In essence, you damage the muscle fibres through the physical load or pull them apart. Such stress will trigger a traditional inflammatory response to facilitate repair, by example, increasing blood flow and fluid to the muscle — which makes your muscles look artificially more significant after a heavy workout — and releasing inflammatory cytokines.
This collective inflammatory response triggers the same cell signalling response described for endurance, with gene transcription changes altering manufacturing and an increase in importing materials and energy. In this case, the emphasis is on increasing protein synthesis of myofibrillar proteins for muscle fibre repair, rather than mitochondrial proteins in endurance exercise.
There is, therefore, a more pronounced trigger of the mTOR pathway to drive this protein synthesis. In keeping with this, the uptake of amino acids and glucose is enhanced, helped by the general inflammatory response that has already increased blood flow to the muscle.
Help Or Hindrance?
Appreciating these natural adaptation processes can help decide how best to achieve the benefits of exercise. With endurance exercise, the energy crisis created is an essential initiator of improvement. Hence, there is the suggestion that over fuelling the muscle, can potentially blunt some of the cell signalling that facilitates metabolic adaptation. In addition, free radicals are not necessarily bad guys, and levels produced do not necessarily represent oxidative stress which can be damaging.
There is some evidence to suggest that overdosing on antioxidants may also have a blunting effect, particularly in the pharmacological doses found in many supplements.
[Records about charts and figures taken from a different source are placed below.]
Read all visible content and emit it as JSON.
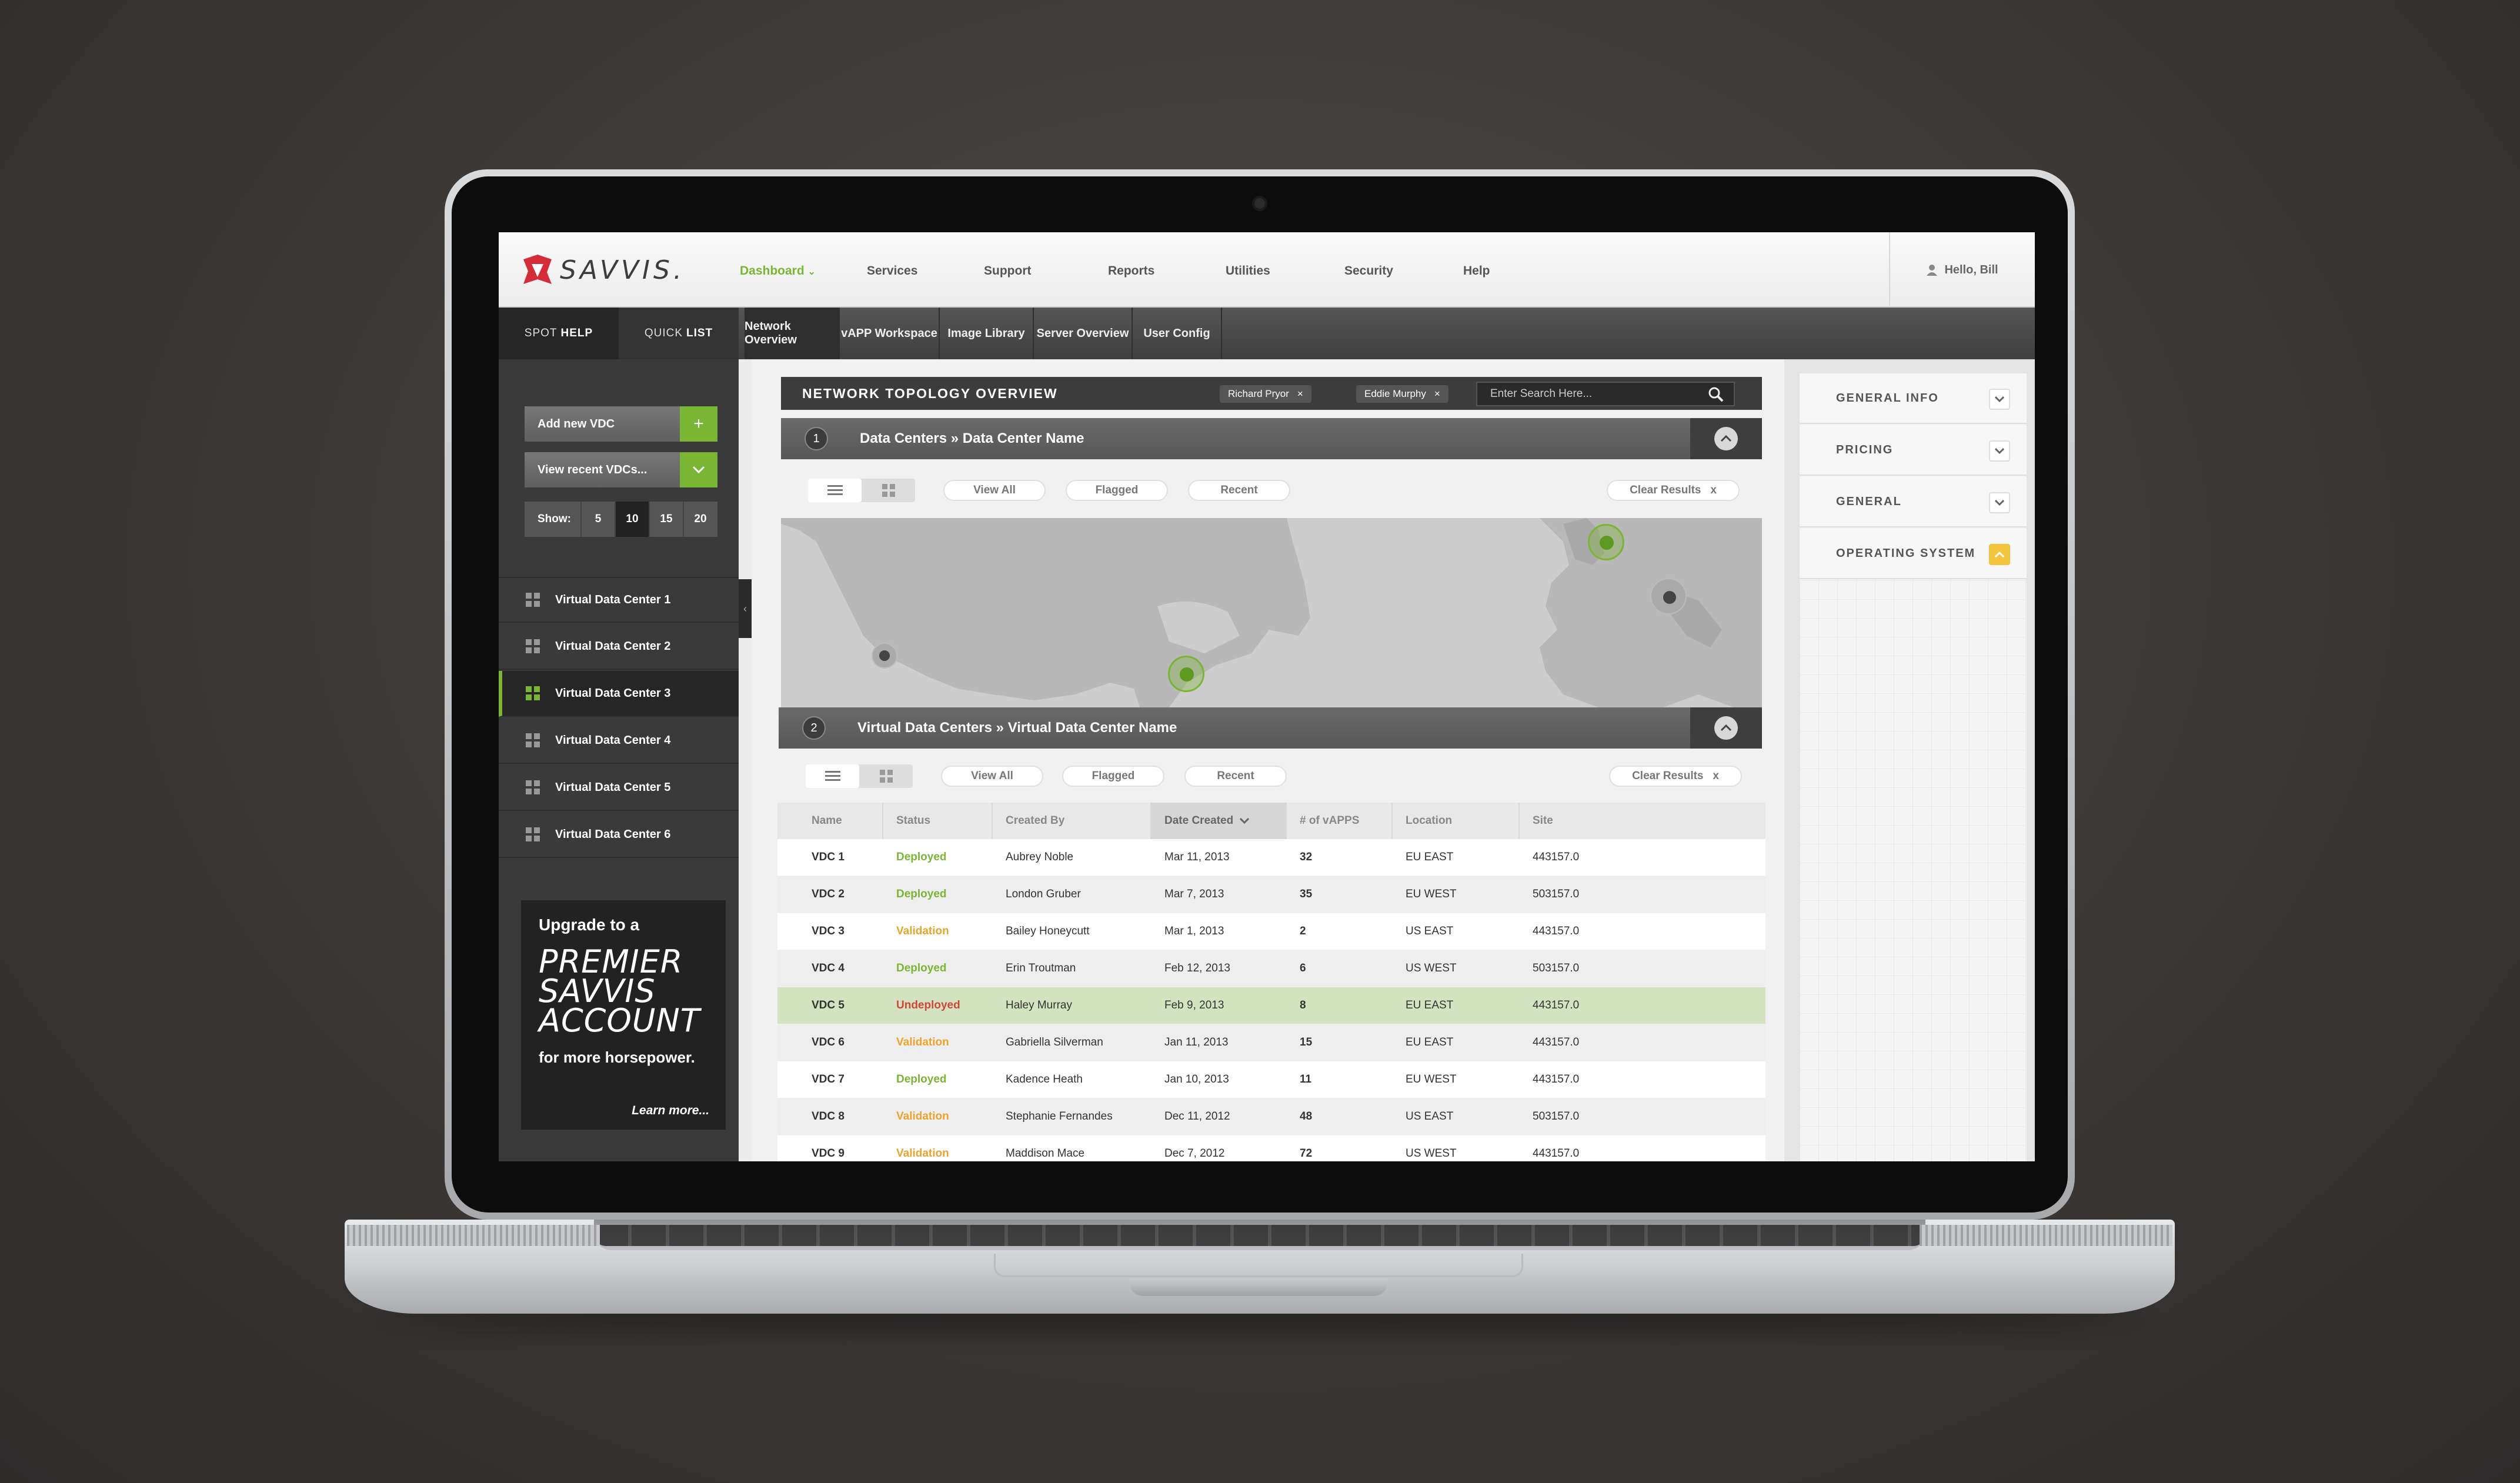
{
  "brand": {
    "name": "SAVVIS.",
    "accent": "#7ab534",
    "logo_red": "#d62b38"
  },
  "topnav": {
    "items": [
      "Dashboard",
      "Services",
      "Support",
      "Reports",
      "Utilities",
      "Security",
      "Help"
    ],
    "active": "Dashboard",
    "user_greeting": "Hello, Bill"
  },
  "spot": {
    "tab1_light": "SPOT",
    "tab1_bold": "HELP",
    "tab2_light": "QUICK",
    "tab2_bold": "LIST"
  },
  "main_tabs": [
    "Network Overview",
    "vAPP Workspace",
    "Image Library",
    "Server Overview",
    "User Config"
  ],
  "sidebar": {
    "add_label": "Add new VDC",
    "add_icon": "+",
    "recent_label": "View recent VDCs...",
    "show_label": "Show:",
    "show_options": [
      "5",
      "10",
      "15",
      "20"
    ],
    "show_selected": "10",
    "vdcs": [
      "Virtual Data Center 1",
      "Virtual Data Center 2",
      "Virtual Data Center 3",
      "Virtual Data Center 4",
      "Virtual Data Center 5",
      "Virtual Data Center 6"
    ],
    "active_vdc": 2,
    "upgrade": {
      "line1": "Upgrade to a",
      "big1": "PREMIER",
      "big2": "SAVVIS",
      "big3": "ACCOUNT",
      "line3": "for more horsepower.",
      "cta": "Learn more..."
    }
  },
  "topology": {
    "title": "NETWORK TOPOLOGY OVERVIEW",
    "chips": [
      "Richard Pryor",
      "Eddie Murphy"
    ],
    "chip_remove": "×",
    "search_placeholder": "Enter Search Here..."
  },
  "section1": {
    "num": "1",
    "crumb1": "Data Centers",
    "sep": "»",
    "crumb2": "Data Center Name"
  },
  "section2": {
    "num": "2",
    "crumb1": "Virtual Data Centers",
    "sep": "»",
    "crumb2": "Virtual Data Center Name"
  },
  "filters": {
    "view_all": "View All",
    "flagged": "Flagged",
    "recent": "Recent",
    "clear": "Clear Results",
    "clear_x": "x"
  },
  "table": {
    "headers": [
      "Name",
      "Status",
      "Created By",
      "Date Created",
      "# of vAPPS",
      "Location",
      "Site"
    ],
    "sorted_col": "Date Created",
    "rows": [
      {
        "name": "VDC 1",
        "status": "Deployed",
        "by": "Aubrey Noble",
        "date": "Mar 11, 2013",
        "vapps": "32",
        "loc": "EU EAST",
        "site": "443157.0"
      },
      {
        "name": "VDC 2",
        "status": "Deployed",
        "by": "London Gruber",
        "date": "Mar 7, 2013",
        "vapps": "35",
        "loc": "EU WEST",
        "site": "503157.0"
      },
      {
        "name": "VDC 3",
        "status": "Validation",
        "by": "Bailey Honeycutt",
        "date": "Mar 1, 2013",
        "vapps": "2",
        "loc": "US EAST",
        "site": "443157.0"
      },
      {
        "name": "VDC 4",
        "status": "Deployed",
        "by": "Erin Troutman",
        "date": "Feb 12, 2013",
        "vapps": "6",
        "loc": "US WEST",
        "site": "503157.0"
      },
      {
        "name": "VDC 5",
        "status": "Undeployed",
        "by": "Haley Murray",
        "date": "Feb 9, 2013",
        "vapps": "8",
        "loc": "EU EAST",
        "site": "443157.0"
      },
      {
        "name": "VDC 6",
        "status": "Validation",
        "by": "Gabriella Silverman",
        "date": "Jan 11, 2013",
        "vapps": "15",
        "loc": "EU EAST",
        "site": "443157.0"
      },
      {
        "name": "VDC 7",
        "status": "Deployed",
        "by": "Kadence Heath",
        "date": "Jan 10, 2013",
        "vapps": "11",
        "loc": "EU WEST",
        "site": "443157.0"
      },
      {
        "name": "VDC 8",
        "status": "Validation",
        "by": "Stephanie Fernandes",
        "date": "Dec 11, 2012",
        "vapps": "48",
        "loc": "US EAST",
        "site": "503157.0"
      },
      {
        "name": "VDC 9",
        "status": "Validation",
        "by": "Maddison Mace",
        "date": "Dec 7, 2012",
        "vapps": "72",
        "loc": "US WEST",
        "site": "443157.0"
      }
    ],
    "highlight_row": 4,
    "status_colors": {
      "Deployed": "#7ab534",
      "Validation": "#e9a52b",
      "Undeployed": "#d0463a"
    }
  },
  "right_panel": {
    "items": [
      "GENERAL INFO",
      "PRICING",
      "GENERAL",
      "OPERATING SYSTEM"
    ],
    "expanded": "OPERATING SYSTEM"
  }
}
This may be more apparent when the overall volume of exercise is low such as in the amateur athlete or average exerciser.
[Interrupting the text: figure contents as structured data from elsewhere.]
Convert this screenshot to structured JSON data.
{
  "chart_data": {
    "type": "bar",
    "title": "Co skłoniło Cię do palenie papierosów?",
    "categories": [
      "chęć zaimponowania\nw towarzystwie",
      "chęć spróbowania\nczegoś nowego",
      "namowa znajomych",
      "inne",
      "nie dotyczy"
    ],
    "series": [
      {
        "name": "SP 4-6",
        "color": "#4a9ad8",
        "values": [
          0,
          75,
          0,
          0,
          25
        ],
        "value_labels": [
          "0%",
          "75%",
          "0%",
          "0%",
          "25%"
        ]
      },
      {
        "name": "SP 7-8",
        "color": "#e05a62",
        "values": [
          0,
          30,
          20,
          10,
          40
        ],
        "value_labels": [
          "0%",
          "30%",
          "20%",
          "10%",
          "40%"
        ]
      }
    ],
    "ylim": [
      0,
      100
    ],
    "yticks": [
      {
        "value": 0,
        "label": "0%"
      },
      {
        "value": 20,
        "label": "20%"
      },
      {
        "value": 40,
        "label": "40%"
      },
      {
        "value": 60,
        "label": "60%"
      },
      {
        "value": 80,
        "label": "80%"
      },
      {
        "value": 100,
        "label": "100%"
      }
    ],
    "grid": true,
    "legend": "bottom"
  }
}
Nevertheless, there is some suggestion that more natural provision of antioxidants through diet, and certain polyphenols like curcumin for example may be of benefit. Plus, if the training volume is very high, a consideration of antioxidant supplementation may be more appropriate.
For the resistance exercisers, the muscle soreness experienced is likely a signal that your muscle is repairing, and while you should rest and refrain from straining the muscle again in the short term, this is not to say you should stop exercising altogether. However, don’t ignore the soreness; repeated damage and stress on the muscle without time to repair will ultimately lead to declines in muscle function and ultimately gains in performance.
Hawley JA, Burke LM, Phillips SM, Spriet LL. Nutritional modulation of training-induced skeletal muscle adaptations. J Appl Physiol (1985). 2011 Mar;110(3):834-45. doi: 10.1152/japplphysiol.00949.2010. Epub 2010 Oct 28. PMID: 21030665.
Slattery K, Bentley D, Coutts AJ. The role of oxidative, inflammatory and neuroendocrinological systems during exercise stress in athletes: implications of antioxidant supplementation on physiological adaptation during intensified physical training. Sports Med. 2015 Apr;45(4):453-71. doi: 10.1007/s40279-014-0282-7. PMID: 25398224.
Merry TL, Ristow M. Do antioxidant supplements interfere with skeletal muscle adaptation to exercise training? J Physiol. 2016 Sep 15;594(18):5135-47. doi: 10.1113/JP270654. Epub 2016 Jan 18. PMID: 26638792; PMCID: PMC5023714.
Gomez-Cabrera MC, Viña J, Ji LL. Role of Redox Signaling and Inflammation in Skeletal Muscle Adaptations to Training. Antioxidants (Basel). 2016 Dec 13;5(4):48. doi: 10.3390/antiox5040048. PMID: 27983587; PMCID: PMC5187546.